Toward a prospective payment system for ambulatory surgery

Health Care Financing Review, Spring, 1990 by Joanna Lion, James Vertrees, Alan Malbon, Ann Collard, Peter Mowschenson

Very expensive ambulatory procedures (such as cataract surgery) tend to have weights that differ little from much less expensive ambulatory procedures (such as a polypectomy done through a scope). The clinical reason for this is almost certainly that cataract surgery represents a homogeneous set of procedures. Other homogeneous groups of procedures are dilatation and curettage, carpal tunnel release, breast biopsy, and other eye procedures. All of these DRGs have relatively similar ratios of outpatient facility charges to weights. Iris procedures, anal procedures, and skin procedures, however, are clinically heterogeneous, with only the more minor ones being performed on an outpatient basis.

Anal procedures are a case in point. DRG 157 is among the DRGs intended to capture only surgical procedures requiring an inpatient stay. Within this DRG, polyps in the large colon adjacent to the anus were removed on an inpatient basis using an abdominal approach. New technology has made possible the removal of these polyps using a scope procedure; this procedure is now being done on an outpatient basis. Within this DRG, then, local excision of the large bowel (ICD-9-CM procedure code 45.41) is now done inpatient only when actual incisional surgery is involved; when scoping only is involved, the procedure has moved to the OPD. For 1985, the inexpensive scoping procedure, still coded 45.41, accounted for 82 percent of the outpatient procedures done in this DRG.

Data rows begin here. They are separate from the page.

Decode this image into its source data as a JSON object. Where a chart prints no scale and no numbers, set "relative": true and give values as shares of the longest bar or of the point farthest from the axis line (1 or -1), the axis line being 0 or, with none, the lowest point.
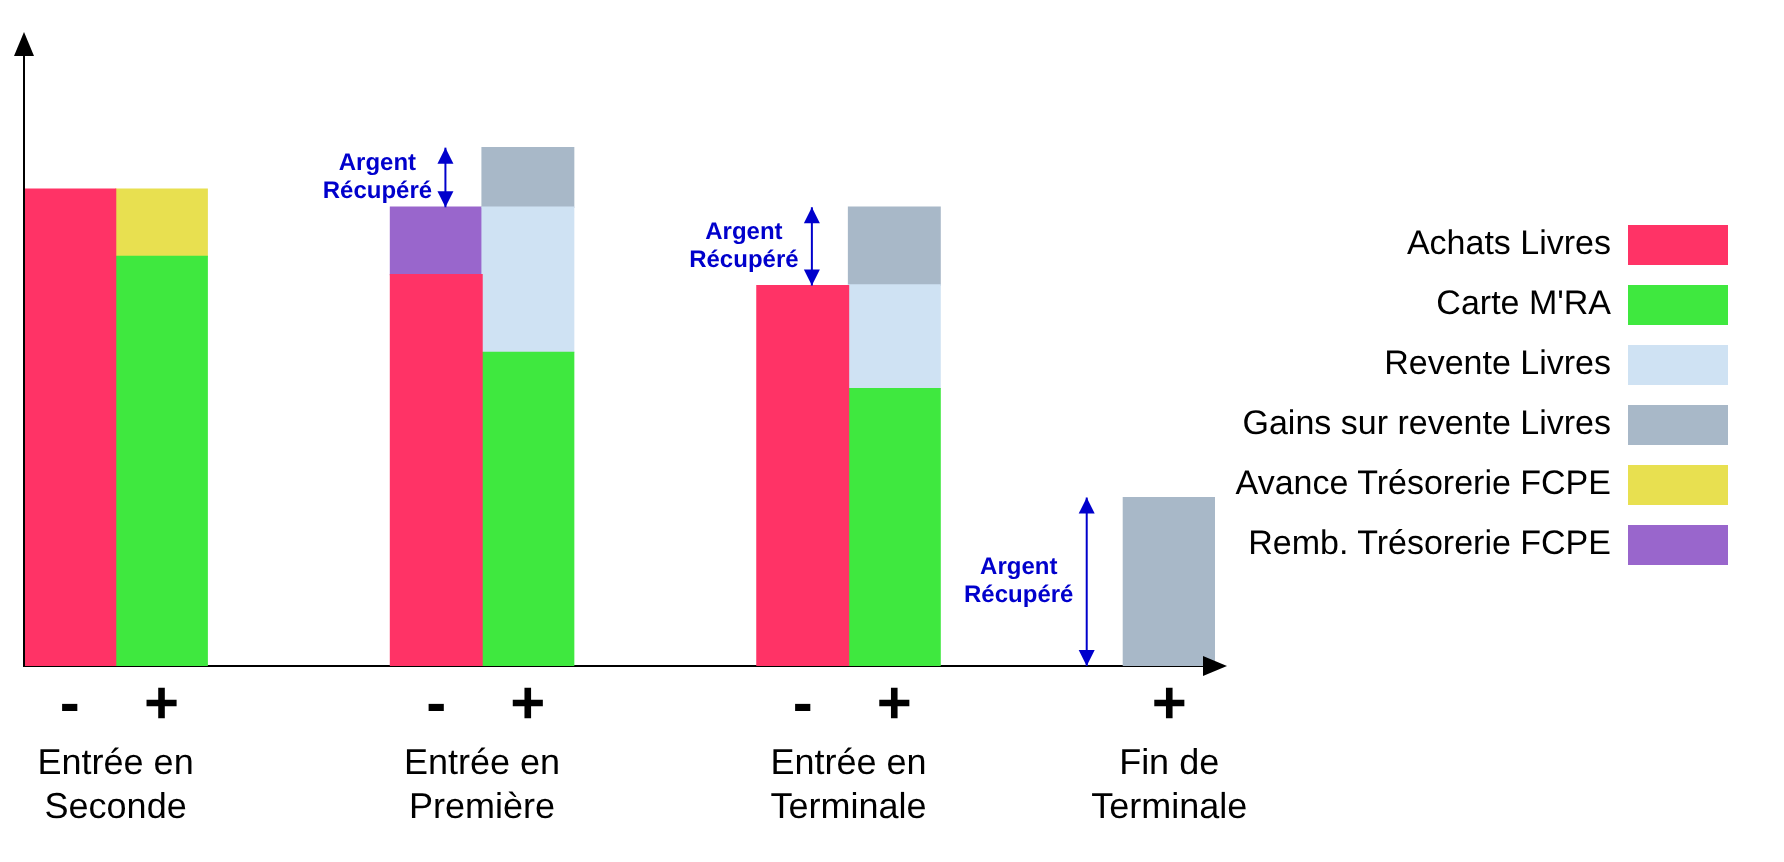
{
  "chart_data": {
    "type": "bar",
    "stacked": true,
    "relative": true,
    "legend": "right",
    "grid": false,
    "categories": [
      "-",
      "+",
      null,
      null,
      "-",
      "+",
      null,
      null,
      "-",
      "+",
      null,
      null,
      "+"
    ],
    "series": [
      {
        "name": "Achats Livres",
        "color": "#ff3366",
        "values": [
          0.92,
          null,
          null,
          null,
          0.755,
          null,
          null,
          null,
          0.734,
          null,
          null,
          null,
          null
        ]
      },
      {
        "name": "Carte M'RA",
        "color": "#3fe83f",
        "values": [
          null,
          0.79,
          null,
          null,
          null,
          0.605,
          null,
          null,
          null,
          0.535,
          null,
          null,
          null
        ]
      },
      {
        "name": "Revente Livres",
        "color": "#cfe2f3",
        "values": [
          null,
          null,
          null,
          null,
          null,
          0.28,
          null,
          null,
          null,
          0.2,
          null,
          null,
          null
        ]
      },
      {
        "name": "Gains sur revente Livres",
        "color": "#a8b8c8",
        "values": [
          null,
          null,
          null,
          null,
          null,
          0.115,
          null,
          null,
          null,
          0.15,
          null,
          null,
          0.325
        ]
      },
      {
        "name": "Avance Trésorerie FCPE",
        "color": "#e8e050",
        "values": [
          null,
          0.13,
          null,
          null,
          null,
          null,
          null,
          null,
          null,
          null,
          null,
          null,
          null
        ]
      },
      {
        "name": "Remb. Trésorerie FCPE",
        "color": "#9966cc",
        "values": [
          null,
          null,
          null,
          null,
          0.13,
          null,
          null,
          null,
          null,
          null,
          null,
          null,
          null
        ]
      }
    ],
    "annotations": [
      "Argent Récupéré",
      "Argent Récupéré",
      "Argent Récupéré",
      "Entrée en Seconde",
      "Entrée en Première",
      "Entrée en Terminale",
      "Fin de Terminale"
    ]
  }
}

Under these circumstances, it appears as though the DRGs would require an independent set of weights calculated for ambulatory surgery. Researchers from the Center for Health Policy Studies (CHPS) came to this same conclusion while analyzing surgical DRGs for private patients reimbursed for by Blue Cross of Eastern Pennsylvania (Center for Health Policy Studies, 1987). CHPS researchers found that total hospital reimbursement increased when outpatient surgery was put on a DRG basis in the two experimental hospitals they studied. The mix of DRGs for ambulatory surgery is considerably different for younger, private patients than for the aged Medicare population. Because data on ambulatory surgery in non-Medicare populations were difficult to obtain, Table 6 has been adapted from the unpublished CHPS Blue Cross Study and is included here. The only ambulatory surgery DRGs found in common among the Medicare beneficiaries and the Blue Cross populations under 65 years of age are dilatation and curettage (DRG 364) and carpal tunnel release (DRG 6). This dissimilarity of procedures will have to be considered, of course, in any prospective payment system that, like DRGs, spans both Medicare and other payers.

In order to justify use of a particular system in both inpatient and ambulatory settings, there must be consistent differences in the two settings. Use of the inpatient DRG weights allows comparisons of these differences. Using these weights, both this article and the CHPS study have shown that the ratio of resource use for particular surgical DRGs is different in the inpatient and outpatient settings. The conclusion is that inpatient DRGs cannot be easily or logically translated for use in ambulatory surgery populations of any age group.